O livro, disponível apenas em italiano, é fruto de dois anos de trabalho, pesquisa e discernimento compartilhado. Ele nasceu do primeiro podcast italiano dedicado ao catolicismo, ao feminismo e às vivências queer, chamado Cristianə a chi?, que nós três apresentamos. Ao longo de seis temporadas, exploramos muitos dos temas mais urgentes enfrentados pelo cristianismo hoje: o corpo, a sexualidade, o pecado, a família, o privilégio, a política, a justiça reprodutiva, o dinheiro, a sustentabilidade, entre outros. Esse projeto revelou o quanto pode ser transformador criar espaços onde narrativas pessoais, análise crítica e fé possam coexistir sem medo e com profunda honestidade.
Sandra Letizia
A teóloga Letizia explica: “Este livro é o fruto de um caminho compartilhado. Com Elisa e Paola, reunimos conversas, feridas, intuições e esperanças para mostrar que aqueles que estão à margem também são Igreja. Escrever este livro foi um ato de fé e de coragem. Acreditamos profundamente que a Igreja é uma realidade viva, mais ampla, mais real e mais acolhedora do que às vezes parece. É um lugar onde todas as pessoas deveriam poder se reconhecer. Este não é um livro contra a Igreja, mas um livro a partir de dentro da Igreja: um convite a ampliar o olhar e a afirmar que um espaço diferente é, de fato, possível.”

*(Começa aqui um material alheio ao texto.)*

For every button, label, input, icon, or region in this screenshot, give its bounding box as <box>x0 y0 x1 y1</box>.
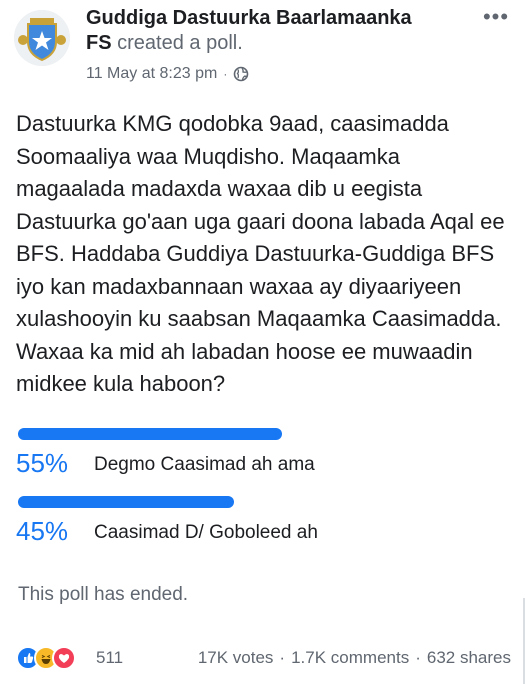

Quando a editora nos convidou a escrever este livro, dedicamos um tempo ao discernimento do que precisava, de forma inadiável, ser abordado. Começamos com uma pergunta fundamental: o que significa ser católico? Para explorá-la, nos debruçamos sobre a consciência, o magistério, o dogma e a vida comunitária. Desenvolver uma fé adulta exige perguntar por que acreditamos no que acreditamos e onde escolhemos nos posicionar.

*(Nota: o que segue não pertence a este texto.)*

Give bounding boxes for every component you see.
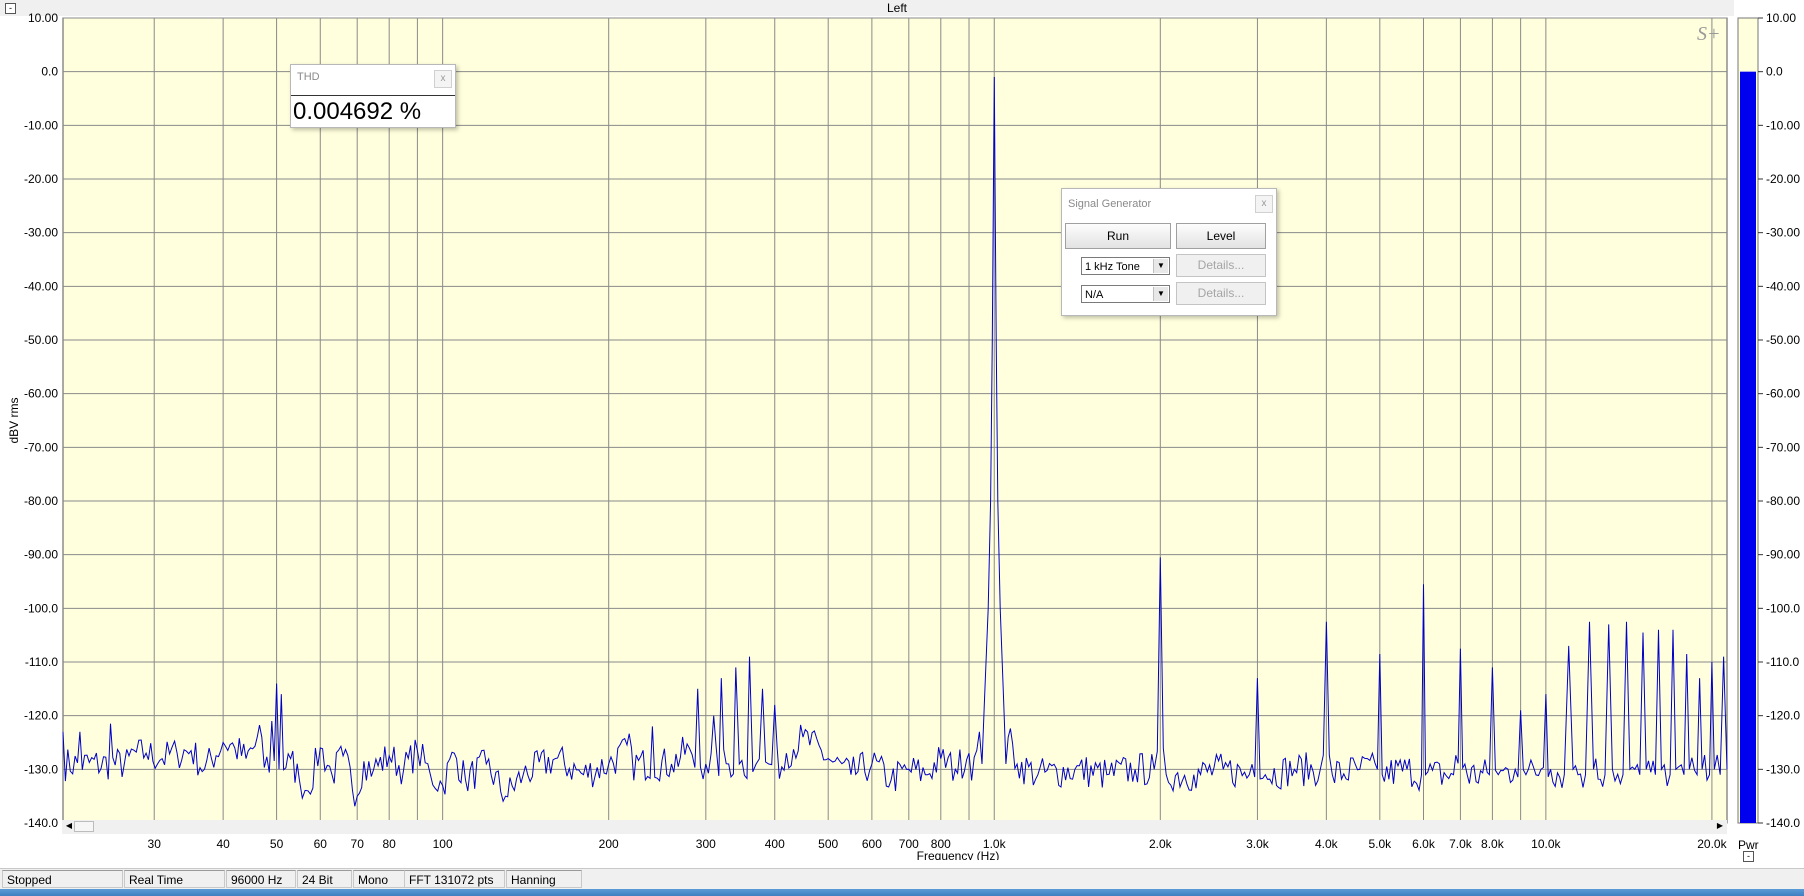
thd-close-icon[interactable]: x [434, 70, 452, 88]
status-window: Hanning [506, 870, 582, 888]
source2-select[interactable]: N/A ▼ [1081, 285, 1170, 303]
plot-background [62, 17, 1728, 824]
status-fft-size: FFT 131072 pts [404, 870, 505, 888]
meter-scale: 10.000.0-10.00-20.00-30.00-40.00-50.00-6… [1758, 11, 1800, 830]
signal-generator-close-icon[interactable]: x [1255, 195, 1273, 213]
thd-value: 0.004692 % [293, 98, 422, 125]
thd-divider [291, 95, 455, 96]
x-tick-label: 7.0k [1449, 837, 1473, 851]
status-mode: Real Time [124, 870, 225, 888]
thd-title: THD [297, 71, 320, 83]
x-scrollbar[interactable]: ◀ ▶ [62, 820, 1727, 834]
y-axis-label: dBV rms [7, 397, 21, 443]
y-tick-label: -40.00 [24, 279, 58, 293]
x-tick-label: 500 [818, 837, 838, 851]
x-tick-label: 4.0k [1315, 837, 1339, 851]
meter-level-bar [1740, 71, 1756, 823]
scroll-right-icon[interactable]: ▶ [1715, 821, 1725, 831]
x-tick-label: 6.0k [1412, 837, 1436, 851]
x-tick-label: 70 [351, 837, 365, 851]
status-state: Stopped [2, 870, 123, 888]
app-logo: S+ [1697, 23, 1721, 45]
source2-selected: N/A [1085, 289, 1104, 301]
y-tick-label: -90.00 [24, 548, 58, 562]
y-axis-ticks: 10.00 0.0 -10.00 -20.00 -30.00 -40.00 -50.00 -6… [24, 11, 58, 830]
x-tick-label: 200 [599, 837, 619, 851]
thd-panel[interactable]: THD x 0.004692 % [290, 64, 456, 128]
y-tick-label: -20.00 [24, 172, 58, 186]
x-tick-label: 3.0k [1246, 837, 1270, 851]
x-tick-label: 100 [433, 837, 453, 851]
meter-collapse-button[interactable]: - [1743, 851, 1754, 862]
x-tick-label: 600 [862, 837, 882, 851]
scroll-thumb[interactable] [74, 821, 94, 832]
x-tick-label: 5.0k [1368, 837, 1392, 851]
x-tick-label: 30 [148, 837, 162, 851]
meter-tick-label: -60.00 [1766, 387, 1800, 401]
meter-tick-label: -120.0 [1766, 709, 1800, 723]
meter-tick-label: -70.00 [1766, 440, 1800, 454]
x-axis-label: Frequency (Hz) [917, 849, 1000, 860]
x-tick-label: 50 [270, 837, 284, 851]
meter-background [1737, 17, 1759, 824]
taskbar [0, 889, 1804, 896]
meter-tick-label: -110.0 [1766, 655, 1799, 669]
spectrum-plot: 10.00 0.0 -10.00 -20.00 -30.00 -40.00 -50.00 -6… [7, 11, 1728, 860]
y-tick-label: -80.00 [24, 494, 58, 508]
run-button[interactable]: Run [1065, 223, 1171, 249]
x-tick-label: 300 [696, 837, 716, 851]
x-tick-label: 20.0k [1697, 837, 1727, 851]
y-tick-label: -30.00 [24, 226, 58, 240]
meter-tick-label: -90.00 [1766, 548, 1800, 562]
x-tick-label: 8.0k [1481, 837, 1505, 851]
x-tick-label: 60 [314, 837, 328, 851]
meter-tick-label: 0.0 [1766, 65, 1783, 79]
y-tick-label: 10.00 [28, 11, 58, 25]
meter-tick-label: -100.0 [1766, 601, 1800, 615]
y-tick-label: -110.0 [25, 655, 58, 669]
level-button[interactable]: Level [1176, 223, 1266, 249]
y-tick-label: -120.0 [24, 709, 58, 723]
source1-selected: 1 kHz Tone [1085, 261, 1140, 273]
meter-tick-label: -130.0 [1766, 762, 1800, 776]
source1-select[interactable]: 1 kHz Tone ▼ [1081, 257, 1170, 275]
meter-tick-label: -10.00 [1766, 118, 1800, 132]
y-tick-label: -140.0 [24, 816, 58, 830]
meter-tick-label: -80.00 [1766, 494, 1800, 508]
x-tick-label: 10.0k [1531, 837, 1561, 851]
signal-generator-title: Signal Generator [1068, 198, 1152, 210]
chevron-down-icon[interactable]: ▼ [1153, 259, 1168, 273]
status-channels: Mono [353, 870, 405, 888]
meter-tick-label: -20.00 [1766, 172, 1800, 186]
status-bar: Stopped Real Time 96000 Hz 24 Bit Mono F… [0, 868, 1804, 889]
meter-tick-label: -30.00 [1766, 226, 1800, 240]
y-tick-label: -70.00 [24, 440, 58, 454]
y-tick-label: 0.0 [41, 65, 58, 79]
signal-generator-panel[interactable]: Signal Generator x Run Level 1 kHz Tone … [1061, 188, 1277, 316]
status-bit-depth: 24 Bit [297, 870, 352, 888]
x-tick-label: 400 [765, 837, 785, 851]
y-tick-label: -100.0 [24, 601, 58, 615]
status-sample-rate: 96000 Hz [226, 870, 296, 888]
details1-button[interactable]: Details... [1176, 254, 1266, 277]
scroll-left-icon[interactable]: ◀ [64, 821, 74, 831]
meter-tick-label: -50.00 [1766, 333, 1800, 347]
y-tick-label: -130.0 [24, 762, 58, 776]
y-tick-label: -60.00 [24, 387, 58, 401]
y-tick-label: -10.00 [24, 118, 58, 132]
y-tick-label: -50.00 [24, 333, 58, 347]
meter-tick-label: -40.00 [1766, 279, 1800, 293]
meter-tick-label: -140.0 [1766, 816, 1800, 830]
x-tick-label: 80 [383, 837, 397, 851]
details2-button[interactable]: Details... [1176, 282, 1266, 305]
x-tick-label: 40 [216, 837, 230, 851]
meter-label: Pwr [1738, 838, 1759, 852]
x-tick-label: 2.0k [1149, 837, 1173, 851]
chevron-down-icon[interactable]: ▼ [1153, 287, 1168, 301]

O livro analisa a ideologia binária e o privilégio, examinando como a Igreja historicamente construiu papéis que empurram sobretudo as mulheres para as margens. Ainda assim, de dentro da própria Igreja, continua a crescer uma corrente libertadora: a teologia feminista e queer. A partir desse ponto, escrevemos sobre o corpo e sobre como a cultura católica moldou experiências de amor, sexualidade, culpa e prazer, muitas vezes de maneiras que feriram inúmeras pessoas. Ao refletir sobre o corpo, não pudemos ignorar as vidas de pessoas trans, cujas experiências são frequentemente silenciadas ou maltratadas nos contextos eclesiais.

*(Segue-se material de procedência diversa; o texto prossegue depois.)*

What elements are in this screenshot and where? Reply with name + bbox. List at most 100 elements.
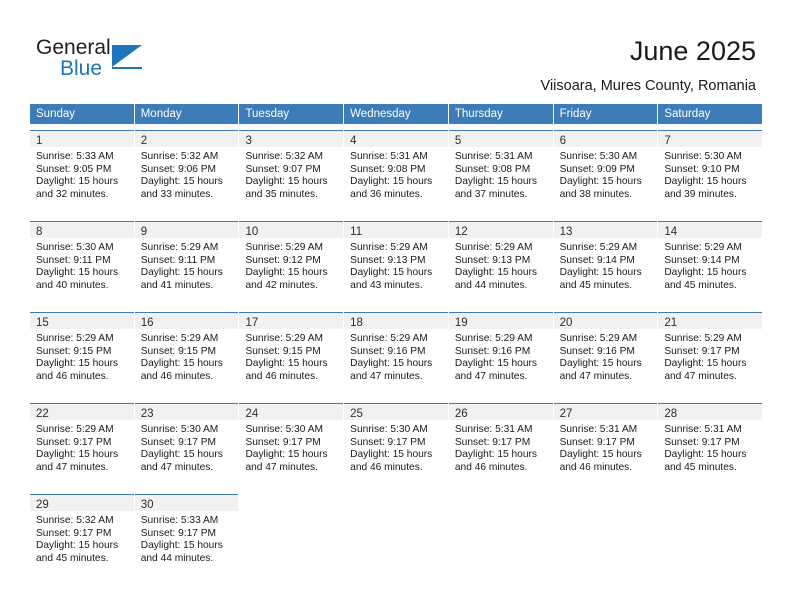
daylight-text: Daylight: 15 hours and 46 minutes.: [245, 358, 328, 382]
day-number-band: 8: [30, 221, 134, 238]
calendar-day-cell[interactable]: 1 Sunrise: 5:33 AM Sunset: 9:05 PM Daylight…: [30, 130, 134, 215]
day-details: Sunrise: 5:31 AM Sunset: 9:08 PM Daylight:…: [344, 147, 448, 201]
sunrise-text: Sunrise: 5:30 AM: [245, 424, 324, 435]
calendar-day-cell[interactable]: 28 Sunrise: 5:31 AM Sunset: 9:17 PM Dayligh…: [657, 403, 763, 488]
daylight-text: Daylight: 15 hours and 43 minutes.: [350, 267, 433, 291]
day-details: Sunrise: 5:29 AM Sunset: 9:17 PM Daylight:…: [30, 420, 134, 474]
day-number-band: [344, 494, 448, 511]
calendar-day-cell[interactable]: 10 Sunrise: 5:29 AM Sunset: 9:12 PM Dayligh…: [238, 221, 344, 306]
calendar-day-cell[interactable]: 20 Sunrise: 5:29 AM Sunset: 9:16 PM Dayligh…: [552, 312, 658, 397]
calendar-day-cell[interactable]: 6 Sunrise: 5:30 AM Sunset: 9:09 PM Daylight…: [552, 130, 658, 215]
sunset-text: Sunset: 9:10 PM: [664, 163, 740, 175]
sunset-text: Sunset: 9:17 PM: [664, 345, 740, 357]
calendar-day-cell[interactable]: 24 Sunrise: 5:30 AM Sunset: 9:17 PM Dayligh…: [238, 403, 344, 488]
daylight-text: Daylight: 15 hours and 44 minutes.: [454, 267, 537, 291]
sunset-text: Sunset: 9:17 PM: [140, 436, 217, 448]
day-number-band: [239, 494, 343, 511]
calendar-day-cell[interactable]: 8 Sunrise: 5:30 AM Sunset: 9:11 PM Daylight…: [30, 221, 134, 306]
sunrise-text: Sunrise: 5:30 AM: [664, 151, 742, 162]
weekday-header-row: Sunday Monday Tuesday Wednesday Thursday Frid…: [30, 104, 762, 124]
day-details: Sunrise: 5:30 AM Sunset: 9:17 PM Daylight:…: [135, 420, 239, 474]
day-number-band: 16: [134, 312, 239, 329]
day-number: 10: [245, 226, 259, 238]
calendar-day-cell[interactable]: 5 Sunrise: 5:31 AM Sunset: 9:08 PM Daylight…: [447, 130, 553, 215]
calendar-cell-inner: [554, 494, 658, 579]
page-title: June 2025: [629, 36, 756, 66]
calendar-cell-inner: 14 Sunrise: 5:29 AM Sunset: 9:14 PM Dayligh…: [658, 221, 763, 306]
sunset-text: Sunset: 9:16 PM: [350, 345, 426, 357]
day-number: 29: [36, 499, 49, 511]
sunset-text: Sunset: 9:17 PM: [350, 436, 426, 448]
sunset-text: Sunset: 9:15 PM: [140, 345, 217, 357]
sunset-text: Sunset: 9:17 PM: [245, 436, 321, 448]
calendar-day-cell[interactable]: 18 Sunrise: 5:29 AM Sunset: 9:16 PM Dayligh…: [343, 312, 448, 397]
calendar-day-cell[interactable]: 15 Sunrise: 5:29 AM Sunset: 9:15 PM Dayligh…: [30, 312, 134, 397]
day-number-band: 15: [30, 312, 134, 329]
general-blue-logo[interactable]: General Blue: [36, 36, 176, 84]
day-number: 27: [559, 408, 573, 420]
calendar-day-cell[interactable]: 29 Sunrise: 5:32 AM Sunset: 9:17 PM Dayligh…: [30, 494, 134, 579]
sunrise-text: Sunrise: 5:31 AM: [559, 424, 638, 435]
daylight-text: Daylight: 15 hours and 45 minutes.: [559, 267, 642, 291]
daylight-text: Daylight: 15 hours and 46 minutes.: [350, 449, 433, 473]
calendar-day-cell[interactable]: 12 Sunrise: 5:29 AM Sunset: 9:13 PM Dayligh…: [447, 221, 553, 306]
calendar-cell-inner: 21 Sunrise: 5:29 AM Sunset: 9:17 PM Dayligh…: [658, 312, 763, 397]
day-number: 20: [559, 317, 573, 329]
calendar-day-cell[interactable]: 26 Sunrise: 5:31 AM Sunset: 9:17 PM Dayligh…: [447, 403, 553, 488]
day-number: 22: [36, 408, 49, 420]
day-details: Sunrise: 5:30 AM Sunset: 9:17 PM Daylight:…: [239, 420, 343, 474]
calendar-day-cell[interactable]: 7 Sunrise: 5:30 AM Sunset: 9:10 PM Daylight…: [657, 130, 763, 215]
daylight-text: Daylight: 15 hours and 45 minutes.: [664, 267, 747, 291]
day-number-band: 10: [239, 221, 344, 238]
calendar-cell-inner: 1 Sunrise: 5:33 AM Sunset: 9:05 PM Daylight…: [30, 130, 134, 215]
daylight-text: Daylight: 15 hours and 35 minutes.: [245, 176, 328, 200]
calendar-day-cell[interactable]: 2 Sunrise: 5:32 AM Sunset: 9:06 PM Daylight…: [133, 130, 239, 215]
sunrise-text: Sunrise: 5:33 AM: [36, 151, 114, 162]
sunrise-text: Sunrise: 5:29 AM: [245, 242, 324, 253]
calendar-cell-inner: 3 Sunrise: 5:32 AM Sunset: 9:07 PM Daylight…: [239, 130, 344, 215]
sunrise-text: Sunrise: 5:29 AM: [664, 242, 742, 253]
sunrise-text: Sunrise: 5:29 AM: [36, 333, 114, 344]
daylight-text: Daylight: 15 hours and 47 minutes.: [140, 449, 223, 473]
sunset-text: Sunset: 9:09 PM: [559, 163, 635, 175]
day-number-band: [658, 494, 762, 511]
logo-text-blue: Blue: [60, 57, 103, 80]
day-details: Sunrise: 5:32 AM Sunset: 9:06 PM Daylight:…: [135, 147, 239, 201]
day-number: 25: [350, 408, 363, 420]
calendar-day-cell[interactable]: 25 Sunrise: 5:30 AM Sunset: 9:17 PM Dayligh…: [343, 403, 448, 488]
daylight-text: Daylight: 15 hours and 40 minutes.: [36, 267, 119, 291]
calendar-day-cell[interactable]: 13 Sunrise: 5:29 AM Sunset: 9:14 PM Dayligh…: [552, 221, 658, 306]
sunset-text: Sunset: 9:11 PM: [36, 254, 111, 266]
calendar-cell-inner: 28 Sunrise: 5:31 AM Sunset: 9:17 PM Dayligh…: [658, 403, 763, 488]
sunset-text: Sunset: 9:15 PM: [36, 345, 112, 357]
calendar-day-cell[interactable]: 3 Sunrise: 5:32 AM Sunset: 9:07 PM Daylight…: [238, 130, 344, 215]
calendar-day-cell[interactable]: 14 Sunrise: 5:29 AM Sunset: 9:14 PM Dayligh…: [657, 221, 763, 306]
day-number: 5: [454, 135, 462, 147]
calendar-cell-inner: 16 Sunrise: 5:29 AM Sunset: 9:15 PM Dayligh…: [134, 312, 239, 397]
calendar-day-cell[interactable]: 4 Sunrise: 5:31 AM Sunset: 9:08 PM Daylight…: [343, 130, 448, 215]
sunset-text: Sunset: 9:16 PM: [454, 345, 531, 357]
calendar-day-cell[interactable]: 9 Sunrise: 5:29 AM Sunset: 9:11 PM Daylight…: [133, 221, 239, 306]
day-number-band: 29: [30, 494, 134, 511]
calendar-day-cell[interactable]: 27 Sunrise: 5:31 AM Sunset: 9:17 PM Dayligh…: [552, 403, 658, 488]
day-number: 18: [350, 317, 363, 329]
calendar-day-cell[interactable]: 30 Sunrise: 5:33 AM Sunset: 9:17 PM Dayligh…: [133, 494, 239, 579]
sunrise-text: Sunrise: 5:29 AM: [140, 242, 219, 253]
sunset-text: Sunset: 9:13 PM: [350, 254, 426, 266]
calendar-day-cell[interactable]: 21 Sunrise: 5:29 AM Sunset: 9:17 PM Dayligh…: [657, 312, 763, 397]
sunset-text: Sunset: 9:08 PM: [454, 163, 531, 175]
calendar-cell-inner: 10 Sunrise: 5:29 AM Sunset: 9:12 PM Dayligh…: [239, 221, 344, 306]
calendar-day-cell[interactable]: 16 Sunrise: 5:29 AM Sunset: 9:15 PM Dayligh…: [133, 312, 239, 397]
calendar-day-cell[interactable]: 23 Sunrise: 5:30 AM Sunset: 9:17 PM Dayligh…: [133, 403, 239, 488]
calendar-day-cell[interactable]: 11 Sunrise: 5:29 AM Sunset: 9:13 PM Dayligh…: [343, 221, 448, 306]
sunset-text: Sunset: 9:12 PM: [245, 254, 321, 266]
calendar-weeks: 1 Sunrise: 5:33 AM Sunset: 9:05 PM Daylight…: [30, 130, 763, 579]
sunrise-text: Sunrise: 5:29 AM: [559, 242, 638, 253]
sunset-text: Sunset: 9:15 PM: [245, 345, 321, 357]
day-details: Sunrise: 5:29 AM Sunset: 9:14 PM Daylight:…: [658, 238, 762, 292]
calendar-day-cell[interactable]: 19 Sunrise: 5:29 AM Sunset: 9:16 PM Dayligh…: [447, 312, 553, 397]
calendar-page: General Blue June 2025 Viisoara, Mures C…: [0, 0, 792, 612]
daylight-text: Daylight: 15 hours and 46 minutes.: [36, 358, 119, 382]
calendar-day-cell[interactable]: 22 Sunrise: 5:29 AM Sunset: 9:17 PM Dayligh…: [30, 403, 134, 488]
calendar-day-cell[interactable]: 17 Sunrise: 5:29 AM Sunset: 9:15 PM Dayligh…: [238, 312, 344, 397]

Outro tema central é a família. Examinamos o ensinamento católico sobre o matrimônio entre um homem e uma mulher, mas também as muitas formas de família presentes na Igreja de hoje: famílias marcadas pela separação ou pelo divórcio, casais não casados, relações queer, famílias escolhidas, casais sem filhos e famílias adotivas.
Paola Lazzarini
Outro capítulo aborda o poder e os abusos. Analisamos diferentes formas de violência: abusos de consciência, manipulação espiritual, violência sexual e os danos sofridos por crianças, religiosas e pessoas LGBTQ+ por meio das chamadas terapias de conversão (SOGIECE, Sexual Orientation and Gender Identity Change Efforts — esforços para mudar a orientação sexual e a identidade de gênero). Por fim, escrevemos sobre a fé e a espiritualidade como uma relação viva com Deus, enraizada na experiência e no discernimento, e não na mera obediência.
A socióloga Lazzarini reflete: “Acredito que este livro ofereça uma oportunidade importante para enfrentar algumas das questões mais controversas do nosso tempo e do ensinamento católico. Tudo isso é feito a partir do olhar de três mulheres que escolhem interrogar sua fé com competência, consciência, liberdade e sem medo. É também fruto de inúmeros encontros nascidos ao longo de cinco anos de trabalho com o podcast. Sem eles, jamais teríamos alcançado esta primeira síntese.”
Somos profundamente gratas a todas as pessoas que, muito antes de nós, trabalharam incansavelmente para ampliar direitos tanto na sociedade quanto dentro da Igreja Católica. Seu testemunho abriu um caminho de coragem e possibilidade que agora temos o privilégio e a responsabilidade de continuar trilhando.